We all know that duplicate code is bad for a number of reasons1. To eliminate it, we might extract a function, for example. In theory, that’s fine. A recent twitter post made me aware of a pattern regarding function extraction I’ve noticed over the last few years:

The wrong abstraction is worse than duplication.

Apparently, this whole idea comes from Sandi Metz, as she wrote on her blog in 2016. Anyways, this describes precisely what I observed over time.

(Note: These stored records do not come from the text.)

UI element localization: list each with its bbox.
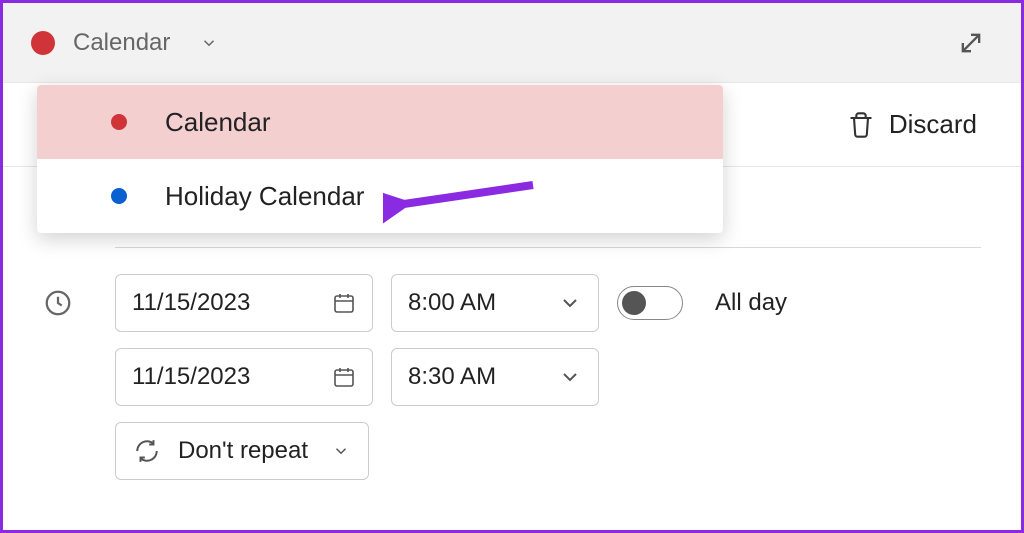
calendar-selector-label: Calendar (73, 29, 170, 57)
end-date-field[interactable]: 11/15/2023 (115, 348, 373, 406)
dropdown-item-label: Holiday Calendar (165, 181, 364, 212)
discard-button[interactable]: Discard (847, 109, 977, 140)
start-row: 11/15/2023 8:00 AM All day (43, 274, 981, 332)
repeat-row: Don't repeat (43, 422, 981, 480)
trash-icon (847, 111, 875, 139)
chevron-down-icon (558, 291, 582, 315)
repeat-field[interactable]: Don't repeat (115, 422, 369, 480)
start-date-field[interactable]: 11/15/2023 (115, 274, 373, 332)
start-date-value: 11/15/2023 (132, 289, 250, 317)
clock-icon (43, 288, 73, 318)
end-time-field[interactable]: 8:30 AM (391, 348, 599, 406)
dropdown-item-calendar[interactable]: Calendar (37, 85, 723, 159)
chevron-down-icon (200, 34, 218, 52)
calendar-color-dot (111, 114, 127, 130)
calendar-selector[interactable]: Calendar (31, 29, 218, 57)
header-bar: Calendar (3, 3, 1021, 83)
allday-label: All day (715, 289, 787, 317)
dropdown-item-label: Calendar (165, 107, 271, 138)
discard-label: Discard (889, 109, 977, 140)
allday-toggle[interactable] (617, 286, 683, 320)
end-row: 11/15/2023 8:30 AM (43, 348, 981, 406)
dropdown-item-holiday-calendar[interactable]: Holiday Calendar (37, 159, 723, 233)
expand-icon[interactable] (957, 29, 985, 57)
calendar-dropdown: Calendar Holiday Calendar (37, 85, 723, 233)
chevron-down-icon (332, 442, 350, 460)
end-time-value: 8:30 AM (408, 363, 496, 391)
end-date-value: 11/15/2023 (132, 363, 250, 391)
toggle-knob (622, 291, 646, 315)
repeat-label: Don't repeat (178, 437, 308, 465)
start-time-value: 8:00 AM (408, 289, 496, 317)
divider (115, 247, 981, 248)
calendar-icon (332, 291, 356, 315)
calendar-color-dot (111, 188, 127, 204)
calendar-icon (332, 365, 356, 389)
calendar-color-dot (31, 31, 55, 55)
repeat-icon (134, 438, 160, 464)
start-time-field[interactable]: 8:00 AM (391, 274, 599, 332)
chevron-down-icon (558, 365, 582, 389)
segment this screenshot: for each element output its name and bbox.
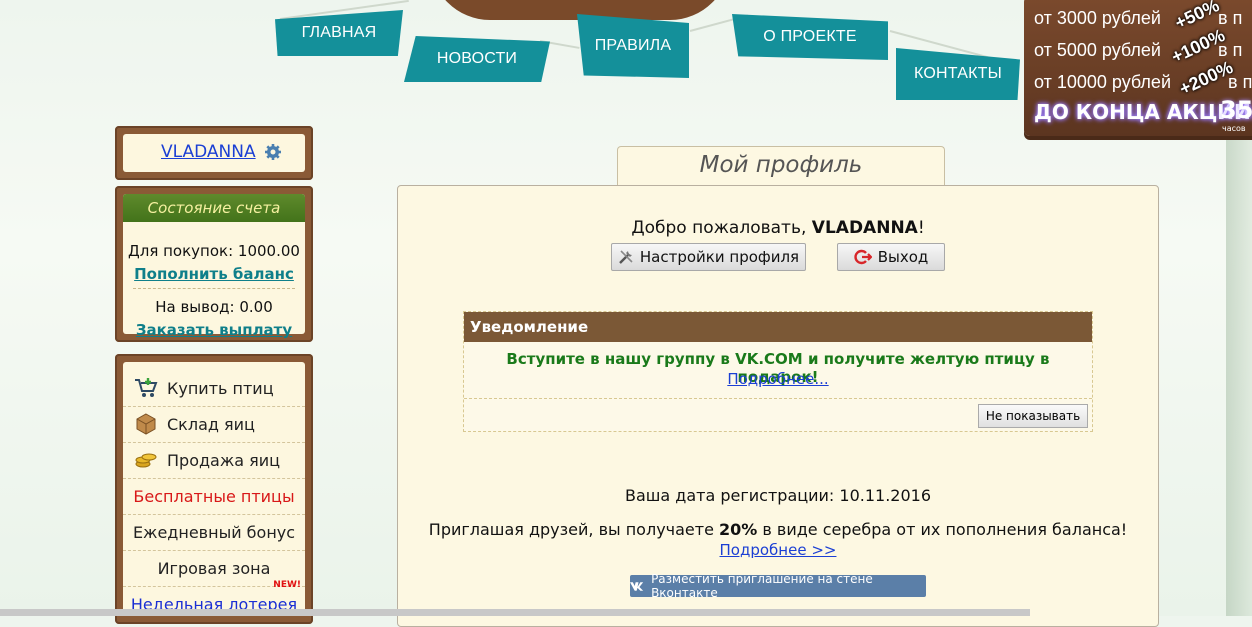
- button-label: Разместить приглашение на стене Вконтакт…: [651, 572, 873, 600]
- notification-more-link: Подробнее...: [464, 370, 1092, 388]
- menu-label: Купить птиц: [167, 378, 274, 398]
- button-label: Настройки профиля: [639, 248, 800, 266]
- payout-link[interactable]: Заказать выплату: [123, 321, 305, 339]
- menu-egg-sales[interactable]: Продажа яиц: [123, 442, 305, 479]
- page-title: Мой профиль: [617, 146, 945, 185]
- menu-label: Склад яиц: [167, 414, 255, 434]
- menu-daily-bonus[interactable]: Ежедневный бонус: [123, 514, 305, 551]
- vk-invite-button[interactable]: Разместить приглашение на стене Вконтакт…: [630, 572, 926, 600]
- dont-show-button[interactable]: Не показывать: [978, 404, 1088, 428]
- nav-contacts[interactable]: КОНТАКТЫ: [896, 48, 1020, 100]
- welcome-message: Добро пожаловать, VLADANNA!: [631, 218, 925, 238]
- logout-icon: [854, 249, 872, 265]
- invite-more-link[interactable]: Подробнее >>: [720, 541, 837, 559]
- divider: [464, 398, 1092, 399]
- new-badge: NEW!: [273, 580, 301, 590]
- promo-timer: 35: [1220, 96, 1252, 124]
- gear-icon[interactable]: [265, 144, 281, 160]
- invite-text: Приглашая друзей, вы получаете 20% в вид…: [428, 520, 1128, 539]
- withdraw-balance: На вывод: 0.00: [155, 298, 273, 316]
- menu-buy-birds[interactable]: Купить птиц: [123, 370, 305, 407]
- tree-trunk: [1226, 140, 1252, 616]
- account-title: Состояние счета: [123, 194, 305, 222]
- button-label: Выход: [877, 248, 929, 266]
- account-panel: Состояние счета Для покупок: 1000.00 Поп…: [115, 186, 313, 342]
- divider: [133, 288, 295, 289]
- notification-header: Уведомление: [464, 312, 1092, 342]
- profile-panel: Добро пожаловать, VLADANNA! Настройки пр…: [397, 185, 1159, 627]
- username-link[interactable]: VLADANNA: [161, 142, 256, 162]
- registration-date: Ваша дата регистрации: 10.11.2016: [624, 486, 932, 505]
- promo-panel[interactable]: от 3000 рублей в п от 5000 рублей в п от…: [1024, 0, 1252, 136]
- user-panel: VLADANNA: [115, 126, 313, 180]
- menu-egg-storage[interactable]: Склад яиц: [123, 406, 305, 443]
- more-link[interactable]: Подробнее...: [727, 370, 828, 388]
- menu-label: Продажа яиц: [167, 450, 281, 470]
- nav-about[interactable]: О ПРОЕКТЕ: [732, 14, 888, 60]
- cart-icon: [133, 375, 159, 401]
- horizontal-scrollbar[interactable]: [0, 609, 1030, 616]
- box-icon: [133, 411, 159, 437]
- notification-box: Уведомление Вступите в нашу группу в VK.…: [463, 311, 1093, 432]
- nav-news[interactable]: НОВОСТИ: [404, 36, 550, 82]
- profile-settings-button[interactable]: Настройки профиля: [611, 243, 806, 271]
- topup-link[interactable]: Пополнить баланс: [123, 265, 305, 283]
- tools-icon: [619, 250, 633, 264]
- purchase-balance: Для покупок: 1000.00: [128, 242, 300, 260]
- vk-icon: [630, 582, 644, 591]
- nav-rules[interactable]: ПРАВИЛА: [577, 14, 689, 78]
- menu-free-birds[interactable]: Бесплатные птицы: [123, 478, 305, 515]
- coins-icon: [133, 447, 159, 473]
- menu-weekly-lottery[interactable]: Недельная лотерея NEW!: [123, 580, 305, 622]
- menu-panel: Купить птиц Склад яиц Продажа яиц Беспла…: [115, 354, 313, 624]
- invite-more-wrap: Подробнее >>: [398, 541, 1158, 559]
- logout-button[interactable]: Выход: [837, 243, 945, 271]
- promo-timer-unit: часов: [1222, 124, 1246, 133]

There is some extra thinking needed in transforming several more or less redundant code blocks into one single function.

Deducing Underlying Concepts

Before extracting a function, we might ask questions like:

  • What concept or idea does the code share?
  • How to name the new function?
  • What would its arguments be?

After all, the original code usually doesn’t have a name or concept assigned to it; those have to be deduced from context. If we get it wrong at this point, our refactoring still might be successful in a way that duplication is removed. The problem is though, that we have introduced some common concept that isn’t really there. This may point readers of our code (including our future selves) in the wrong direction.

Let’s take a look at an example. The following two code blocks from a microcontroller program are almost identical:

// blink Led
Gpio gpio;
gpio.setPin(1, true);
sleep(1);
gpio.setPin(1, false);
Gpio gpio;
gpio.setPin(2, true);
sleep(1);
gpio.setPin(2, false);

Both pull up an output pin for one second. The difference is just in the pin number. To resolve this duplication, let’s extract a function using the first block as a template:

void blinkLed(Gpio& gpio, int index) {
  gpio.setPin(index, true);
  sleep(1);
  gpio.setPin(index, false);
}

This refactoring seems reasonable at first sight. But who said both original code snippets were about driving LEDs? For the first one, there’s a comment suggesting that, but the second one might as well turn on a servo motor for one second.

That way, we have introduced a concept of an LED blinking that doesn’t really help the reader of the program. It doesn’t cover the second code block so it will lead to misunderstanding.

Note: The same can be shown for extracting entire classes, although there’s even more that can go wrong - the class itself has to be given a name, ideally a bit more concrete than Controller, Manager, etc.

Conclusion

We’ve seen an (admittedly trivial) example of a well-meant refactoring that, instead of improving code quality, made the situation even worse. We need to make ourselves aware of the energy we have to put into refactorings we make. In practice, I tend to follow a rule to avoid doing any harm:

If in doubt, better leave the code as it is – or ask someone on the team who might be more familiar with that part of the project.

References

  1. Refer to Martian Fowler’s book on Refactoring to find out why.